We’ve had the new Kindle for a few days, not long enough to read more than a few hundred pages or put a dent in the battery, but long enough to develop some impressions of the device’s strengths and weaknesses. The main question to answer: Who should buy this Kindle, and who should spend an extra $40 on the waterproofing and bigger, nicer screen of the current Kindle Paperwhite?
Presentation of the material
The main feature of the new Kindle might be its much smaller size than current or older Paperwhite models. The 6-inch screen is the same size as the old Paperwhite, but Amazon has shrunk the display bezels at the top and sides to look more like the current Paperwhite. The result is a lightweight device that fits especially well in child-sized hands (a Kindle Kids Edition with a case, two-year warranty, and a one-year subscription to Amazon Kids+ costs an extra $20) .
As for the new screen, it is OK. It’s really nice that it now matches the 300 PPI density of the more expensive models. For anyone still using an unlit or lower resolution Kindle, this will be an upgrade.
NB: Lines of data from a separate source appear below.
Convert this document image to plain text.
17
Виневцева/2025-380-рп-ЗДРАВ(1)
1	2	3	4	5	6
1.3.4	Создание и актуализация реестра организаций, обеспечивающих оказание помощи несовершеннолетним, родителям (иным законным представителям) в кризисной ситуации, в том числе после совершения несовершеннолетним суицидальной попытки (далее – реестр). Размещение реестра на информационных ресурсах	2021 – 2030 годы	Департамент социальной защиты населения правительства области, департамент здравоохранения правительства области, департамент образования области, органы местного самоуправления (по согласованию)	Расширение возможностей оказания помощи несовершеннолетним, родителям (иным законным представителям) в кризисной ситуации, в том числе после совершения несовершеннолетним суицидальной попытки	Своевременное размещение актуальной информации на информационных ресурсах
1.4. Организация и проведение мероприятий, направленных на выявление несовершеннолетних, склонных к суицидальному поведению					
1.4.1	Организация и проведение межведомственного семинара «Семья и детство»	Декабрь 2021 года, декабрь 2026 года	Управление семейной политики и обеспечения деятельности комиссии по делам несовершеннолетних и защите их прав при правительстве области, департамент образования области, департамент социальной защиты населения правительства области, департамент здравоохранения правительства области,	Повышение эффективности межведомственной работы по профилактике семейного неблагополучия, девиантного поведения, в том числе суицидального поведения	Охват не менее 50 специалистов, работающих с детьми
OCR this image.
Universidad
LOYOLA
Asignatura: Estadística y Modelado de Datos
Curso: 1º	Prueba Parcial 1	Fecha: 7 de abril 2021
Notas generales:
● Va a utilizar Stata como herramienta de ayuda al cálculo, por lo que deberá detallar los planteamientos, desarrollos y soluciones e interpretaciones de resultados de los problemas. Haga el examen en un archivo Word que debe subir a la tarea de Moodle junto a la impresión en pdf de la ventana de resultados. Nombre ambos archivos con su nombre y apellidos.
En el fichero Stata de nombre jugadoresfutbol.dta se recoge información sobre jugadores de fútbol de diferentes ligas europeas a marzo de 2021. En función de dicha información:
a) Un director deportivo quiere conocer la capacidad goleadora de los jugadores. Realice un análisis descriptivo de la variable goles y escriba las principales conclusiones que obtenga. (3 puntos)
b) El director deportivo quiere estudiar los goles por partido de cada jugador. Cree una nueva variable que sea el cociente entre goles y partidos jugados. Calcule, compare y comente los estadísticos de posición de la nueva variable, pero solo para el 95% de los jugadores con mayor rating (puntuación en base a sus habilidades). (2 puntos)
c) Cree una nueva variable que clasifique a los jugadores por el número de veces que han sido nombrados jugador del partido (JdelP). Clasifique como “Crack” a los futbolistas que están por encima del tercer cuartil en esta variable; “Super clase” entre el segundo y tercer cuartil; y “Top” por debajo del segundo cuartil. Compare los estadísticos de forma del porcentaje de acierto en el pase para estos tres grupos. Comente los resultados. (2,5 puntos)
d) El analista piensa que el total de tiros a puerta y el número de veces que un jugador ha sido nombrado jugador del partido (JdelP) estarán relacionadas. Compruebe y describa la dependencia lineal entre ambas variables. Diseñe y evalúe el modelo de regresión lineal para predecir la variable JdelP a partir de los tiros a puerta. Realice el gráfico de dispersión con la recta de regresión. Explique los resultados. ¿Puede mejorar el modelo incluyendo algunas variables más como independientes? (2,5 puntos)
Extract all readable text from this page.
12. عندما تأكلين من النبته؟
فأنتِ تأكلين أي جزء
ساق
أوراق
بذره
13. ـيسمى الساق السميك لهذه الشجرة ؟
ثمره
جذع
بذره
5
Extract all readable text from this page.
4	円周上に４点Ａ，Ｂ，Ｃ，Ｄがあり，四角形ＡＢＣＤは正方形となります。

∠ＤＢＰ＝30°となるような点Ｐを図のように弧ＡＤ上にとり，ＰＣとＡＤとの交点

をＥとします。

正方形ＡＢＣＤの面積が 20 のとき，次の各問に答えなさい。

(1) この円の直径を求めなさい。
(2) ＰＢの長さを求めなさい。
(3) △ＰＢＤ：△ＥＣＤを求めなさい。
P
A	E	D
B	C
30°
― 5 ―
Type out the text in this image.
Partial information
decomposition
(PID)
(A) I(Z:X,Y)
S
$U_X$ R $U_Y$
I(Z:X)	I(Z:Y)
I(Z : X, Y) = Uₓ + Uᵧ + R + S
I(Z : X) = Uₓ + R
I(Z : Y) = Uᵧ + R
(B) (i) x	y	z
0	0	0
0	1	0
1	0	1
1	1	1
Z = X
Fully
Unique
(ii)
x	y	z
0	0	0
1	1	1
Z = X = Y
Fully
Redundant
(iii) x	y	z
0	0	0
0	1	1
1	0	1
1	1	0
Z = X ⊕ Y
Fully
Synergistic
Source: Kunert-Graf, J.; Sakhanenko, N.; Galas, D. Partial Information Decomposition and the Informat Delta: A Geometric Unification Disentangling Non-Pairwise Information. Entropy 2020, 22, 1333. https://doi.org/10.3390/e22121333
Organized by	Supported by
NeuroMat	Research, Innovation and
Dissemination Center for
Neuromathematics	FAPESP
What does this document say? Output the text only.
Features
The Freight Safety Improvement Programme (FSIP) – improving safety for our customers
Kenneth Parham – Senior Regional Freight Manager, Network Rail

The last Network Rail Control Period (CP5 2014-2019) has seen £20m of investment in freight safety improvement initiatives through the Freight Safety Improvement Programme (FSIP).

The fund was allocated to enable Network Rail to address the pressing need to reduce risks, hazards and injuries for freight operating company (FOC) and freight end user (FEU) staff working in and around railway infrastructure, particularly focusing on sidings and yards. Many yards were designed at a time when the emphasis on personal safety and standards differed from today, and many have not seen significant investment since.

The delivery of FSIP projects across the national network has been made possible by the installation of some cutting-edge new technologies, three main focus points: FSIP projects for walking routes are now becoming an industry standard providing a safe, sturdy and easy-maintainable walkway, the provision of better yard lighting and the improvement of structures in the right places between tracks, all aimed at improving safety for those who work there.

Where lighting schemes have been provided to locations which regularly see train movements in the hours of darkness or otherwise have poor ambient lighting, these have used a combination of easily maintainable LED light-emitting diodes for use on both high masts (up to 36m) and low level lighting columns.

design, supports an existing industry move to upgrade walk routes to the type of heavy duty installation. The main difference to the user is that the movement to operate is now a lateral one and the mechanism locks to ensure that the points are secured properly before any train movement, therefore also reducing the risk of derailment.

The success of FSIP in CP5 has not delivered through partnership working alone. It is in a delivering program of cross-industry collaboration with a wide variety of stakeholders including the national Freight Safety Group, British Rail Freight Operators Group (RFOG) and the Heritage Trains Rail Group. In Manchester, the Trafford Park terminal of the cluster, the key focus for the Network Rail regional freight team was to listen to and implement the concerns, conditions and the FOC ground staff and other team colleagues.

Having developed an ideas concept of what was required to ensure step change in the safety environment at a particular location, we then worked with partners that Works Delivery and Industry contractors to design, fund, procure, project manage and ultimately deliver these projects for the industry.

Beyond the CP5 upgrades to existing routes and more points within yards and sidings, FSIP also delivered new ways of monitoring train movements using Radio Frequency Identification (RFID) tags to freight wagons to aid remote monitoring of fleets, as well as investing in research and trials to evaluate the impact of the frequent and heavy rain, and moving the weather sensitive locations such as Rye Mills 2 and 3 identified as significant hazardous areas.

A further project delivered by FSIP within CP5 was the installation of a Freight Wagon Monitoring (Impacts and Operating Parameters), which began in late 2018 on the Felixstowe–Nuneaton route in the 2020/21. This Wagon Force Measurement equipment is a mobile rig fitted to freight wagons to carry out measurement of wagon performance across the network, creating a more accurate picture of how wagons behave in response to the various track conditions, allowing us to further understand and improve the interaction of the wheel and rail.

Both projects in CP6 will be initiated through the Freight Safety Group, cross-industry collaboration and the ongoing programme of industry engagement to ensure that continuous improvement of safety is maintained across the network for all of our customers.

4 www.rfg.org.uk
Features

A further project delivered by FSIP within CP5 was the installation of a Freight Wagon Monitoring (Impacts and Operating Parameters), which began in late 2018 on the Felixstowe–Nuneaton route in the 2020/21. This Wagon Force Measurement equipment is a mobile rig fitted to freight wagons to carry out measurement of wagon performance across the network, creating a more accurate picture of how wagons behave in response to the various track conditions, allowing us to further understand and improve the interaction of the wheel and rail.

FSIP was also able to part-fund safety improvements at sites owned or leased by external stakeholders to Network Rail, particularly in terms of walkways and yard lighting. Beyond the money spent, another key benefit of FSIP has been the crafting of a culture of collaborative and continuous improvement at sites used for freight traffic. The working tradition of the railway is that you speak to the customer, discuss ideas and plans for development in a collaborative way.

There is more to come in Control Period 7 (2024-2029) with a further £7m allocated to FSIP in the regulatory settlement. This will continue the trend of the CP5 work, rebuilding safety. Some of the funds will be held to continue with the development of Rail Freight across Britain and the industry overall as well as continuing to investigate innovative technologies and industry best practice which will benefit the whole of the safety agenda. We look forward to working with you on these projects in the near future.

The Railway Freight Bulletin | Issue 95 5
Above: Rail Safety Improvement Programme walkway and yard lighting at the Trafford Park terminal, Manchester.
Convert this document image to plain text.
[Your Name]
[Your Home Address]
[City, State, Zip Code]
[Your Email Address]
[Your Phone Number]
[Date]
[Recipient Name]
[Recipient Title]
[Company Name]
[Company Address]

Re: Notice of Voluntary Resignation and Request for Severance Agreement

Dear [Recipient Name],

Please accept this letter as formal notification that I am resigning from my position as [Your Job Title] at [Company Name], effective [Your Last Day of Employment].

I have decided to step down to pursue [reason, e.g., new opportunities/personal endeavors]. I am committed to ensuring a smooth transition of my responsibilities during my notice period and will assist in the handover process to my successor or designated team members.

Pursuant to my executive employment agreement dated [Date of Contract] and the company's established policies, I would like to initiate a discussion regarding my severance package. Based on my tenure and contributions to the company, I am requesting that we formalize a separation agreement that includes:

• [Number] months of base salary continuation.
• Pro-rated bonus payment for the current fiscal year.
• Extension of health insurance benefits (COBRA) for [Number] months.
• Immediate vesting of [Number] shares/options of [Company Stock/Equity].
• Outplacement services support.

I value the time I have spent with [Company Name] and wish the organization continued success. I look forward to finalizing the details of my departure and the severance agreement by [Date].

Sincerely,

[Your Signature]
There are two things to note about the screen that didn’t show up well in our photos. First, with just four front-lighting LEDs (compared to 17 for the current Paperwhite), you might notice that the screen isn’t perfectly evenly lit. On my review unit, it was most visible at the top of the screen, although onscreen content was still perfectly legible. Second, the front light has a nice bluish tint, compared not only to Kindles with “warm light” capabilities, but also to the tint of an older 10th-gen Paperwhite that we compared it to. If blue light is something you’re sensitive to, especially if you do a lot of reading right before bed, your eyes might thank you for buying a Paperwhite instead.
The $100 Kindle also isn’t waterproof like the last two generations of Paperwhites have been, so it’s not a good “relaxing bath or poolside” device. Its USB-C port has some sort of moisture sensor that will prevent it from charging if it detects a little water in the port, which might save you from zapping it after an accidental spill, but that doesn’t. is not the same as a full seal.
The only other hardware feature of note, and one that Amazon does not advertise, is that the $100 Kindle appears to use the same processor included in the latest version of the Paperwhite (a MediaTek MT8110; the new Paperwhite and the new Kindle run the old SunSpider Browser Benchmark in about 8,000 milliseconds, compared to 11,700 for the previous generation Paperwhite). It’s still a fairly weak processor compared to any budget smartphone, but compared to older Kindles there’s a barely perceptible hint of extra liveliness when downloading or opening books or menu navigation.